= Antonio Fernández del Riego =

Antonio Fernández del Riego (Vilanova de Lourenzá, Lugo, 14 February 1914 – Lugo, 5 May 2008) was a Galician chemist, pharmacist, and oceanographer. He was a professor of chemistry at the University School of Technical Industrial Engineering of Vigo and an oceanographer at the Spanish Oceanographic Institute in Vigo. He played a key role in the localisation of the prehistoric site of Las Gándaras de Budiño and published numerous scientific papers on oceanography and marine pollution.

== Biography ==

=== Education ===
He completed his university baccalaureate in Sciences at the College of Nosa Señora da Antiga in Monforte de Lemos (Lugo, Spain), finishing in 1931. He obtained degrees in pharmacy (1936) and in Chemistry (1942) from the University of Santiago de Compostela. He collaborated for four years as a laboratory assistant to Professor Ricardo Montequi at the Faculty of Pharmacy of Santiago de Compostela.

He served in the army during the Spanish Civil War with the Light Artillery Regiment of A Coruña, stationed in Seville and Salamanca, until being assimilated as a 3rd Class Pharmacist. He was subsequently assigned to Valladolid, Salamanca, Castellón, and Valencia as Head of Pharmacy Services and Head of Pharmacy of Military Hospitals. After the war, he settled in Vigo in 1940 and completed his degree in Sciences at the University of Santiago de Compostela.

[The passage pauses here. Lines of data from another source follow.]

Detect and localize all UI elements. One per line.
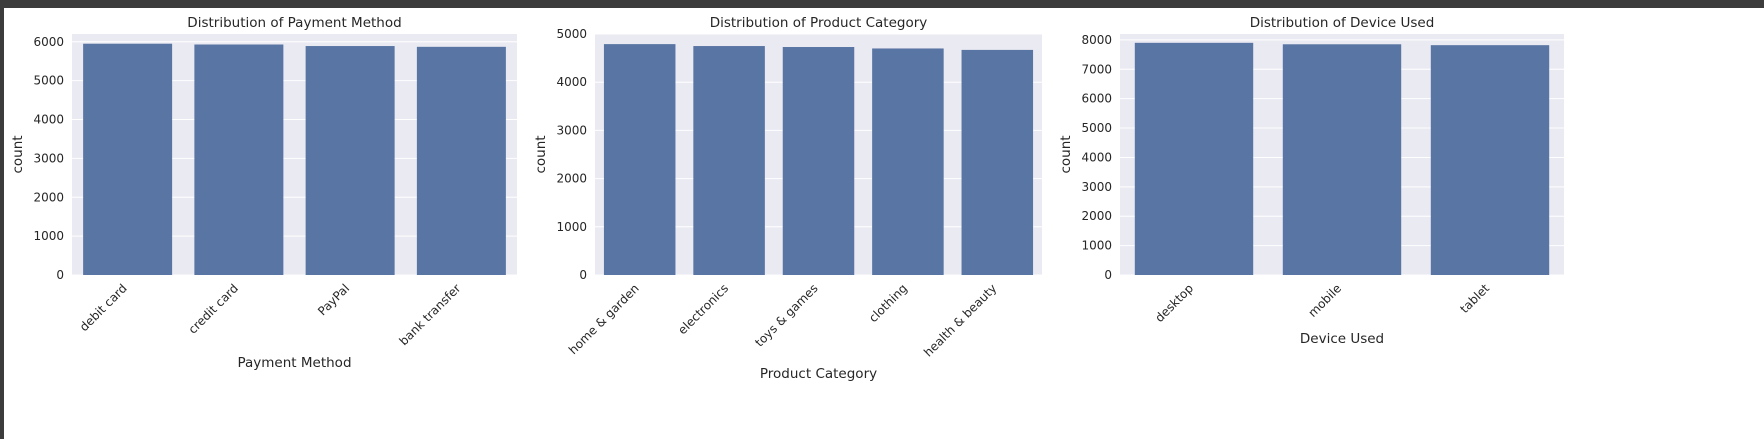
bar xyxy=(416,46,506,275)
x-tick-label: PayPal xyxy=(315,281,352,318)
y-tick-label: 0 xyxy=(579,268,587,282)
bar xyxy=(603,44,676,275)
y-tick-label: 4000 xyxy=(33,113,64,127)
x-axis-label: Payment Method xyxy=(237,355,351,371)
chart-title: Distribution of Payment Method xyxy=(187,15,401,31)
x-tick-label: health & beauty xyxy=(921,281,999,359)
x-tick-label: mobile xyxy=(1305,281,1344,320)
x-tick-label: desktop xyxy=(1152,281,1196,325)
y-tick-label: 8000 xyxy=(1081,33,1112,47)
bar xyxy=(1430,45,1550,276)
chart-figure: 0 1000 2000 3000 4000 5000 6000 debit card credi… xyxy=(4,8,1764,439)
bar xyxy=(305,46,395,275)
y-tick-label: 7000 xyxy=(1081,62,1112,76)
y-tick-label: 2000 xyxy=(33,190,64,204)
y-tick-label: 6000 xyxy=(33,35,64,49)
chart-canvas: 0 1000 2000 3000 4000 5000 6000 debit card credi… xyxy=(10,15,1564,382)
bar xyxy=(782,47,855,275)
y-tick-label: 4000 xyxy=(556,75,587,89)
y-tick-label: 1000 xyxy=(33,229,64,243)
y-tick-label: 5000 xyxy=(33,74,64,88)
x-tick-label: clothing xyxy=(866,281,910,325)
bar xyxy=(872,48,944,276)
y-tick-label: 5000 xyxy=(1081,121,1112,135)
x-tick-label: electronics xyxy=(675,281,731,337)
chart-panel-2: 0 1000 2000 3000 4000 5000 home & garden electr… xyxy=(533,15,1042,382)
x-tick-label: debit card xyxy=(77,281,130,334)
chart-title: Distribution of Product Category xyxy=(710,15,928,31)
chart-panel-1: 0 1000 2000 3000 4000 5000 6000 debit card credi… xyxy=(10,15,517,371)
y-tick-label: 4000 xyxy=(1081,150,1112,164)
bar xyxy=(83,43,173,275)
bar xyxy=(1134,42,1254,275)
y-tick-label: 0 xyxy=(1104,268,1112,282)
y-tick-label: 6000 xyxy=(1081,92,1112,106)
y-tick-label: 3000 xyxy=(1081,180,1112,194)
y-tick-label: 3000 xyxy=(33,151,64,165)
bar xyxy=(1282,44,1402,275)
y-tick-label: 2000 xyxy=(1081,209,1112,223)
x-axis-label: Device Used xyxy=(1300,331,1384,347)
y-axis-label: count xyxy=(1058,135,1074,173)
x-tick-label: bank transfer xyxy=(397,281,464,348)
y-tick-label: 0 xyxy=(56,268,64,282)
x-axis-label: Product Category xyxy=(760,366,877,382)
y-axis-label: count xyxy=(533,135,549,173)
y-tick-label: 5000 xyxy=(556,27,587,41)
y-axis-label: count xyxy=(10,135,26,173)
x-tick-label: tablet xyxy=(1457,281,1492,316)
bar xyxy=(194,44,284,275)
chart-title: Distribution of Device Used xyxy=(1250,15,1435,31)
y-tick-label: 1000 xyxy=(1081,239,1112,253)
y-tick-label: 1000 xyxy=(556,220,587,234)
bar xyxy=(693,46,765,275)
bar xyxy=(961,49,1034,275)
y-tick-label: 2000 xyxy=(556,172,587,186)
x-tick-label: toys & games xyxy=(752,281,820,349)
y-tick-label: 3000 xyxy=(556,123,587,137)
x-tick-label: credit card xyxy=(186,281,241,336)
x-tick-label: home & garden xyxy=(566,281,642,357)
chart-panel-3: 0 1000 2000 3000 4000 5000 6000 7000 8000 desktop… xyxy=(1058,15,1564,347)
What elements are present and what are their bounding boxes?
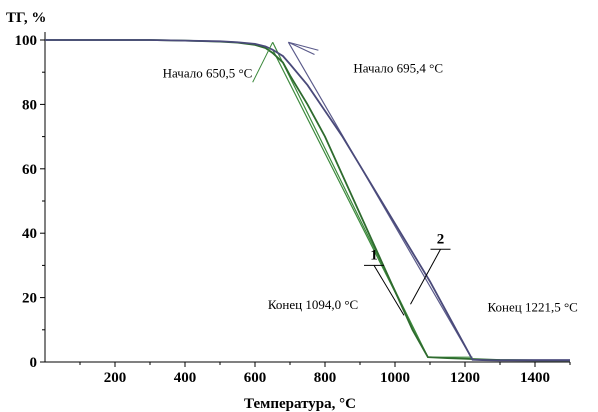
annotation-start2: Начало 695,4 °С [353, 60, 443, 75]
axes: 200 400 600 800 1000 1200 1400 0 20 40 60 80 100 [15, 32, 571, 386]
y-tick-label: 20 [22, 291, 37, 307]
annotation-end2: Конец 1221,5 °С [488, 300, 578, 315]
series-line-2 [45, 39, 570, 362]
x-tick-label: 400 [174, 370, 197, 386]
y-tick-label: 80 [22, 97, 37, 113]
data-series [45, 39, 570, 362]
x-tick-label: 200 [104, 370, 127, 386]
annotations: Начало 650,5 °С Начало 695,4 °С Конец 1094… [163, 41, 578, 316]
x-tick-label: 1000 [380, 370, 410, 386]
y-tick-label: 100 [15, 33, 38, 49]
x-axis-title: Температура, °C [244, 396, 356, 412]
x-tick-label: 800 [314, 370, 337, 386]
y-tick-label: 60 [22, 162, 37, 178]
y-tick-label: 40 [22, 226, 37, 242]
curve-label-leader [410, 249, 441, 305]
x-tick-label: 1400 [520, 370, 550, 386]
annotation-start1: Начало 650,5 °С [163, 65, 253, 80]
tangent-line [288, 41, 315, 56]
curve-label-leader [373, 265, 405, 316]
x-tick-label: 600 [244, 370, 267, 386]
y-tick-label: 0 [30, 355, 38, 371]
curve-label-1: 1 [370, 247, 378, 263]
annotation-pointer [288, 41, 319, 51]
x-tick-label: 1200 [450, 370, 480, 386]
y-axis-title: ТГ, % [6, 10, 46, 26]
curve-label-2: 2 [437, 231, 445, 247]
annotation-end1: Конец 1094,0 °С [268, 297, 358, 312]
annotation-pointer [252, 42, 274, 83]
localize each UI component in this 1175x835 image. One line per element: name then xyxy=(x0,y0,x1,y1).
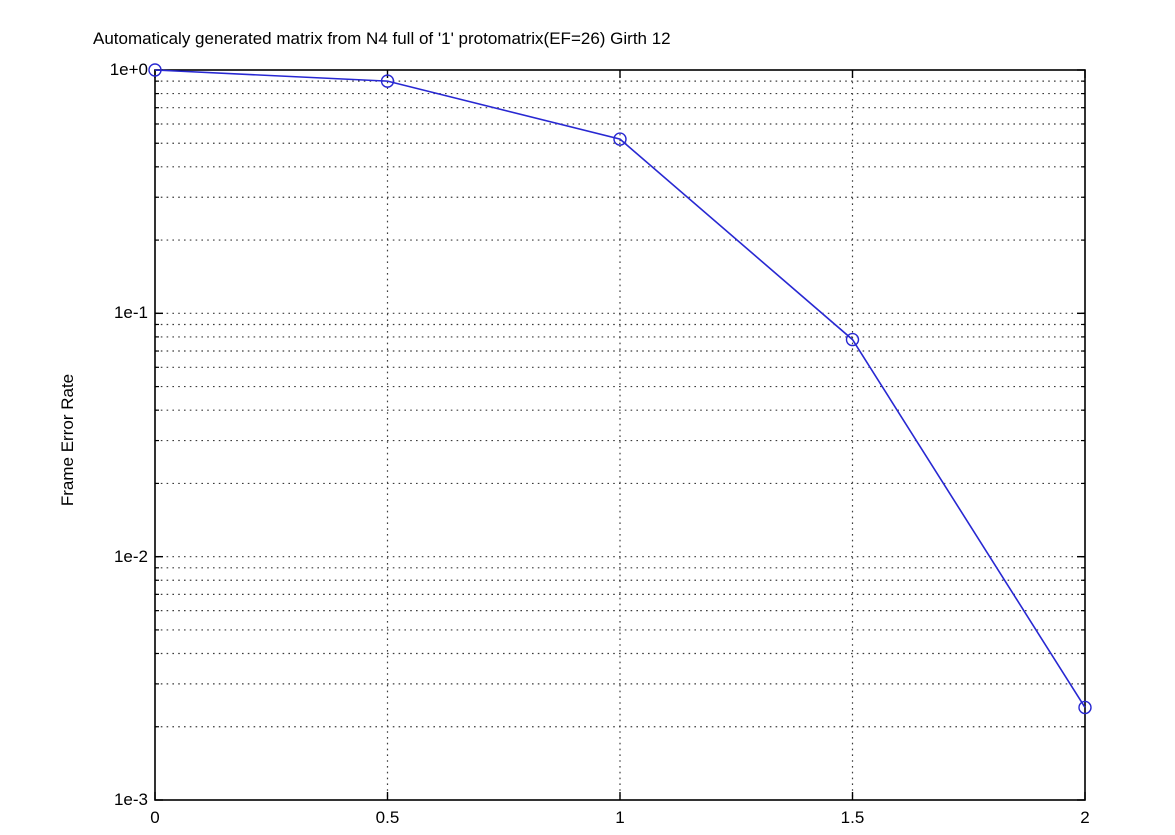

=== Professional career ===
He worked as a chemist in the Santa Clara porcelain factory and taught in private schools. He obtained a position as an assistant at the University School of Technical Industrial Engineering of Vigo and passed two consecutive competitive examinations, becoming a Tenured Assistant of Chemistry and almost immediately a professor.

He directed the Military Pharmacy in Vigo and later worked as Technical Director of the Northwest Pharmaceutical Cooperative (COFANO). He also held the position of Meritorious Assistant of Industrial Mastery Schools.

In early 1946, he began working at the Spanish Institute of Oceanography in Vigo, where he later obtained the position of Oceanographer through competitive examination.

He contributed to the rapid resolution of the methyl alcohol poisoning incident in Spain between late 1962 and early 1963, carrying out numerous analyses. He also mentored the French postgraduate student Henri Nonn, assisting him in completing his doctoral thesis on the Rías Baixas.

==== Archaeological Collaboration ====
During his collaboration with Henri Nonn for the latter's doctoral thesis on coastal geomorphology, Fernández del Riego accompanied him in prospections across various areas, including Las Gándaras de Budiño. It was in this context that the Paleolithic site was located; although the first lithic tool was found by Nonn, Fernández del Riego quickly identified the site's significance and facilitated access. Despite his decisive role in the localisation and initial direction, he ceded the primary academic credit to Nonn, who expressed particular gratitude for this collaboration in the introduction to his thesis.

The site was subsequently excavated and studied by Emiliano Aguirre starting in 1963, after being indicated by Fernández del Riego. The discovery of the "Biface de San Mauro" at the site was officially recognized by the Vigo City Council.

He also translated Nina Epton's book Grapes and Granite into Spanish, which was later translated into Galician by his brother, Francisco Fernández del Riego.

=== Scientific Publications ===
Fernández del Riego published over 20 scientific articles in the Bulletin of the Spanish Institute of Oceanography and the journal Investigaciones Pesqueras. His research covered phytoplanktonology, seawater chemistry, metal pollution, and fish product alteration. Notable works include his studies on the seasonal variation of sardines (1948), the use of fish waste for the FAO (1957), and the distribution of lignin in Galician estuaries (1973). He also maintained technical correspondence with international institutions such as the University of California, the FAO, and the American Association of Petroleum Geologists.

His work has been cited in major geological and oceanographic studies, including those by Karl Butzer regarding the stratigraphy of the Paleolithic site of Budiño and historical accounts of the Vigo Oceanographic Center by González-Garcés Santiso.